Marina, 52 anni e una figlia ventenne, ha iniziato a occuparsi in modo approfondito di morte da quando, a 35 anni, ha avuto un tumore. “Ho capito di non essere immortale – confessa a Ilfattoquotidiano.it – e mi ha fatto crescere”. Dal 2001 al 2012 ha diretto la Fondazione Fabretti, una realtà di studio della morte quasi unica in Italia. “Abbiamo prodotto ricerca sulle cure palliative – spiega la studiosa – sul ruolo dei cimiteri, sui riti funebri. Abbiamo organizzato convegni e corsi di formazione e offerto un servizio di aiuto al lutto”.
![marina sozzi](http://www.ilfattoquotidiano.it/wp-content/uploads/2013/01/marina-sozzi.jpg)
Autrice di “Reinventare la morte. Introduzione alla tanatologia” (190 pagine, Laterza), Marina sta scrivendo un nuovo libro per Chiarelettere. Ma cosa significa essere tanatologa, cioè studiare la morte, oggi? “Non è glamour. Per me significa guardare alla nostra società con occhiali diversi. Osservando come i cittadini affrontano la malattia, la morte o il lutto scopro le magagne di una cultura che ha eletto la ricchezza, il successo e la prestanza fisica a suoi valori prevalenti”, dichiara Sozzi. Secondo lei affrontare il pensiero della morte serve a vivere meglio, a “sistemare le priorità della vita, stare nel presente e goderne”. Per questo ha aperto un blog “Si può dire morte”: “Non è un blog per addetti ai lavori – dice – anzi intende raccogliere le riflessioni di tutti, e contribuire a stimolarle. Occorre una consapevolezza collettiva di quali siano le conseguenze del silenzio sulla morte cui ci condanniamo”.
La privatizzazione e la rimozione della morte iniziano, simbolicamente, durante la prima guerra mondiale, quando i segni esteriori del lutto, come gli abiti neri per le donne, vengono scoraggiati per non abbattere il morale dei Paesi belligeranti. “Non solo in Italia – specifica Sozzi. E continua – Inoltre nel 1915 Freud scrive “Lutto e melancolia”, che dà inizio all’interpretazione del lutto come “lavoro”, “elaborazione” individuale e intrapsichica”. A rimuovere il pensiero della morte ha contribuito anche il progresso della medicina: “L’aspettativa di vita media è molto aumentata nell’ultimo secolo e così abbiamo potuto rimandare, fin sulla soglia della morte, il pensiero della fine nostra e dei nostri cari.
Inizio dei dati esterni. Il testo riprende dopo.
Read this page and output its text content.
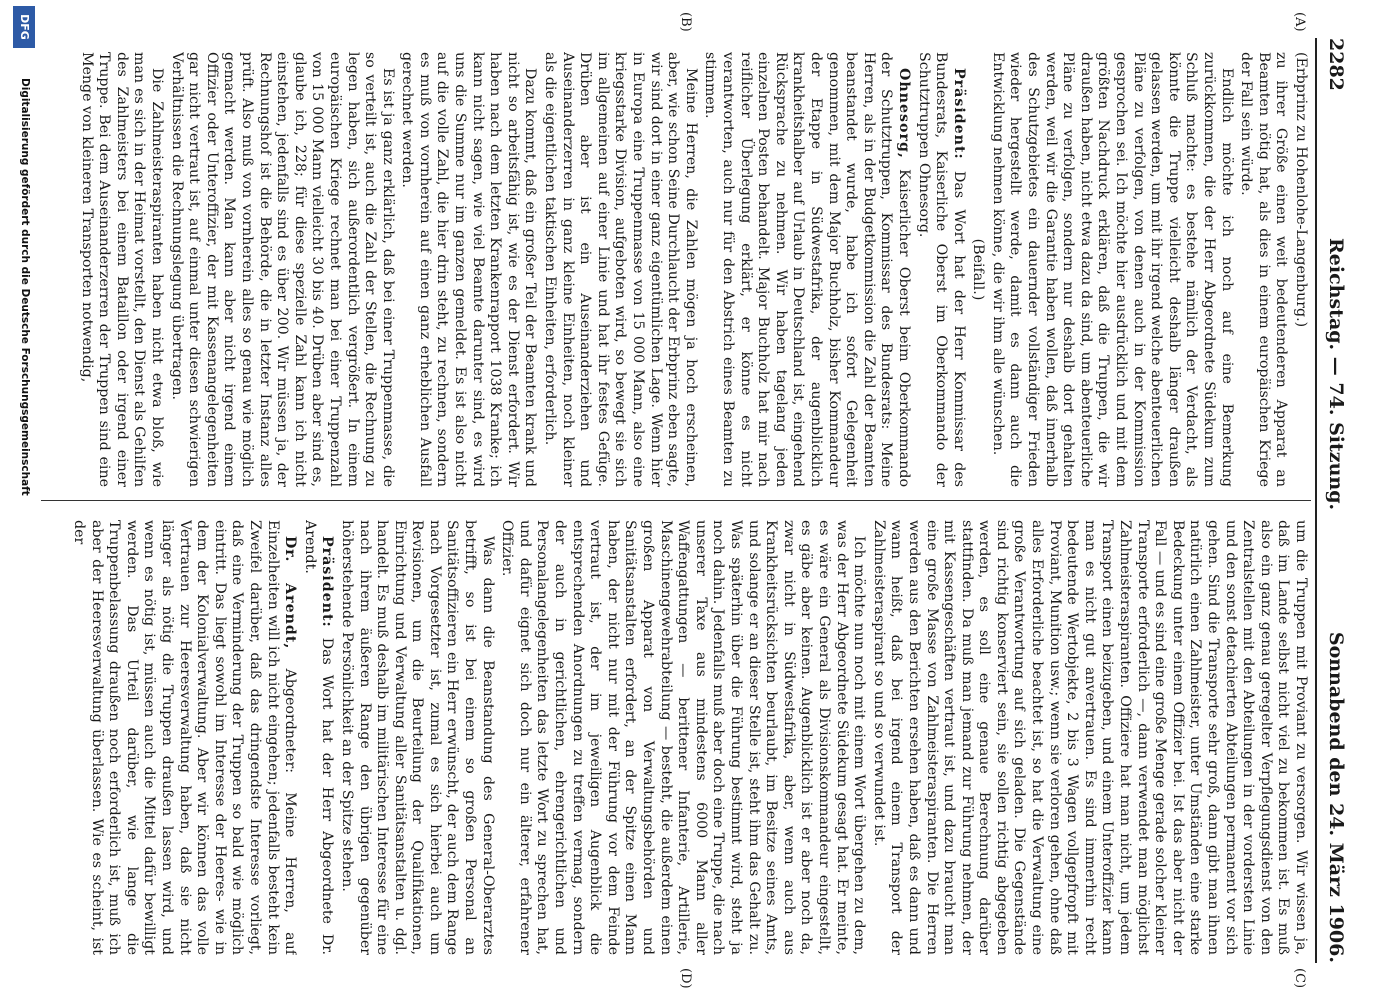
2282
Reichstag. — 74. Sitzung.
Sonnabend den 24. März 1906.
(A)
(B)
(C)
(D)

(Erbprinz zu Hohenlohe-Langenburg.)

zu ihrer Größe einen weit bedeutenderen Apparat an Beamten nötig hat, als dies in einem europäischen Kriege der Fall sein würde.

Endlich möchte ich noch auf eine Bemerkung zurückkommen, die der Herr Abgeordnete Südekum zum Schluß machte: es bestehe nämlich der Verdacht, als könnte die Truppe vielleicht deshalb länger draußen gelassen werden, um mit ihr irgend welche abenteuerlichen Pläne zu verfolgen, von denen auch in der Kommission gesprochen sei. Ich möchte hier ausdrücklich und mit dem größten Nachdruck erklären, daß die Truppen, die wir draußen haben, nicht etwa dazu da sind, um abenteuerliche Pläne zu verfolgen, sondern nur deshalb dort gehalten werden, weil wir die Garantie haben wollen, daß innerhalb des Schutzgebietes ein dauernder vollständiger Frieden wieder hergestellt werde, damit es dann auch die Entwicklung nehmen könne, die wir ihm alle wünschen.

(Beifall.)

Präsident: Das Wort hat der Herr Kommissar des Bundesrats, Kaiserliche Oberst im Oberkommando der Schutztruppen Ohnesorg.

Ohnesorg, Kaiserlicher Oberst beim Oberkommando der Schutztruppen, Kommissar des Bundesrats: Meine Herren, als in der Budgetkommission die Zahl der Beamten beanstandet wurde, habe ich sofort Gelegenheit genommen, mit dem Major Buchholz, bisher Kommandeur der Etappe in Südwestafrika, der augenblicklich krankheitshalber auf Urlaub in Deutschland ist, eingehend Rücksprache zu nehmen. Wir haben tagelang jeden einzelnen Posten behandelt. Major Buchholz hat mir nach reiflicher Überlegung erklärt, er könne es nicht verantworten, auch nur für den Abstrich eines Beamten zu stimmen.

Meine Herren, die Zahlen mögen ja hoch erscheinen, aber, wie schon Seine Durchlaucht der Erbprinz eben sagte, wir sind dort in einer ganz eigentümlichen Lage. Wenn hier in Europa eine Truppenmasse von 15 000 Mann, also eine kriegsstarke Division, aufgeboten wird, so bewegt sie sich im allgemeinen auf einer Linie und hat ihr festes Gefüge. Drüben aber ist ein Auseinanderziehen und Auseinanderzerren in ganz kleine Einheiten, noch kleiner als die eigentlichen taktischen Einheiten, erforderlich.

Dazu kommt, daß ein großer Teil der Beamten krank und nicht so arbeitsfähig ist, wie es der Dienst erfordert. Wir haben nach dem letzten Krankenrapport 1038 Kranke; ich kann nicht sagen, wie viel Beamte darunter sind, es wird uns die Summe nur im ganzen gemeldet. Es ist also nicht auf die volle Zahl, die hier drin steht, zu rechnen, sondern es muß von vornherein auf einen ganz erheblichen Ausfall gerechnet werden.

Es ist ja ganz erklärlich, daß bei einer Truppenmasse, die so verteilt ist, auch die Zahl der Stellen, die Rechnung zu legen haben, sich außerordentlich vergrößert. In einem europäischen Kriege rechnet man bei einer Truppenzahl von 15 000 Mann vielleicht 30 bis 40. Drüben aber sind es, glaube ich, 228; für diese spezielle Zahl kann ich nicht einstehen, jedenfalls sind es über 200. Wir müssen ja, der Rechnungshof ist die Behörde, die in letzter Instanz alles prüft. Also muß von vornherein alles so genau wie möglich gemacht werden. Man kann aber nicht irgend einem Offizier oder Unteroffizier, der mit Kassenangelegenheiten gar nicht vertraut ist, auf einmal unter diesen schwierigen Verhältnissen die Rechnungslegung übertragen.

Die Zahlmeisteraspiranten haben nicht etwa bloß, wie man es sich in der Heimat vorstellt, den Dienst als Gehilfen des Zahlmeisters bei einem Bataillon oder irgend einer Truppe. Bei dem Auseinanderzerren der Truppen sind eine Menge von kleineren Transporten notwendig,

um die Truppen mit Proviant zu versorgen. Wir wissen ja, daß im Lande selbst nicht viel zu bekommen ist. Es muß also ein ganz genau geregelter Verpflegungsdienst von den Zentralstellen mit den Abteilungen in der vordersten Linie und den sonst detachierten Abteilungen permanent vor sich gehen. Sind die Transporte sehr groß, dann gibt man ihnen natürlich einen Zahlmeister, unter Umständen eine starke Bedeckung unter einem Offizier bei. Ist das aber nicht der Fall — und es sind eine große Menge gerade solcher kleiner Transporte erforderlich —, dann verwendet man möglichst Zahlmeisteraspiranten. Offiziere hat man nicht, um jedem Transport einen beizugeben, und einem Unteroffizier kann man es nicht gut anvertrauen. Es sind immerhin recht bedeutende Wertobjekte, 2 bis 3 Wagen vollgepfropft mit Proviant, Munition usw.; wenn sie verloren gehen, ohne daß alles Erforderliche beachtet ist, so hat die Verwaltung eine große Verantwortung auf sich geladen. Die Gegenstände sind richtig konserviert sein, sie sollen richtig abgegeben werden, es soll eine genaue Berechnung darüber stattfinden. Da muß man jemand zur Führung nehmen, der mit Kassengeschäften vertraut ist, und dazu braucht man eine große Masse von Zahlmeisteraspiranten. Die Herren werden aus den Berichten ersehen haben, daß es dann und wann heißt, daß bei irgend einem Transport der Zahlmeisteraspirant so und so verwundet ist.

Ich möchte nun noch mit einem Wort übergehen zu dem, was der Herr Abgeordnete Südekum gesagt hat. Er meinte, es wäre ein General als Divisionskommandeur eingestellt, es gäbe aber keinen. Augenblicklich ist er aber noch da, zwar nicht in Südwestafrika, aber, wenn auch aus Krankheitsrücksichten beurlaubt, im Besitze seines Amts, und solange er an dieser Stelle ist, steht ihm das Gehalt zu. Was späterhin über die Führung bestimmt wird, steht ja noch dahin. Jedenfalls muß aber doch eine Truppe, die nach unserer Taxe aus mindestens 6000 Mann aller Waffengattungen — berittener Infanterie, Artillerie, Maschinengewehrabteilung — besteht, die außerdem einen großen Apparat von Verwaltungsbehörden und Sanitätsanstalten erfordert, an der Spitze einen Mann haben, der nicht nur mit der Führung vor dem Feinde vertraut ist, der im jeweiligen Augenblick die entsprechenden Anordnungen zu treffen vermag, sondern der auch in gerichtlichen, ehrengerichtlichen und Personalangelegenheiten das letzte Wort zu sprechen hat, und dafür eignet sich doch nur ein älterer, erfahrener Offizier.

Was dann die Beanstandung des General-Oberarztes betrifft, so ist bei einem so großen Personal an Sanitätsoffizieren ein Herr erwünscht, der auch dem Range nach Vorgesetzter ist, zumal es sich hierbei auch um Revisionen, um die Beurteilung der Qualifikationen, Einrichtung und Verwaltung aller Sanitätsanstalten u. dgl. handelt. Es muß deshalb im militärischen Interesse für eine nach ihrem äußeren Range den übrigen gegenüber höherstehende Persönlichkeit an der Spitze stehen.

Präsident: Das Wort hat der Herr Abgeordnete Dr. Arendt.

Dr. Arendt, Abgeordneter: Meine Herren, auf Einzelheiten will ich nicht eingehen; jedenfalls besteht kein Zweifel darüber, daß das dringendste Interesse vorliegt, daß eine Verminderung der Truppen so bald wie möglich eintritt. Das liegt sowohl im Interesse der Heeres- wie in dem der Kolonialverwaltung. Aber wir können das volle Vertrauen zur Heeresverwaltung haben, daß sie nicht länger als nötig die Truppen draußen lassen wird, und wenn es nötig ist, müssen auch die Mittel dafür bewilligt werden. Das Urteil darüber, wie lange die Truppenbelassung draußen noch erforderlich ist, muß ich aber der Heeresverwaltung überlassen. Wie es scheint, ist der

DFG
Digitalisierung gefördert durch die Deutsche Forschungsgemeinschaft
Ma in ospedale si muore spesso senza riti, soli e angosciati: la morte posticipata, rimossa e delegata alla medicina è più che mai misteriosa. E l’ignoto fa paura”.
Durante le sue conferenze, Marina si trova di fronte a molti luoghi comuni. “Si pensa che sia buona educazione non parlarne con anziani e malati, che riflettere sulla mortalità sia inutile, tanto si muore. E che il rito sia una faccenda antica, superata dalla modernità”, racconta. I giovani però sono più aperti. “All’università mi sono stupita del numero e del coinvolgimento dei miei allievi” ammette. Le domande che le vengono rivolte più spesso riguardano l’eutanasia. “La maggior parte delle persone ha l’immagine di una spina da staccare, ma non è tutto qui. Le scelte di fine vita sono molte e costellano la vita: fare testamento, lasciare un testamento biologico, disporre delle proprie spoglie, donare gli organi; il luogo dove morire, il rito prescelto, la sedazione terminale”.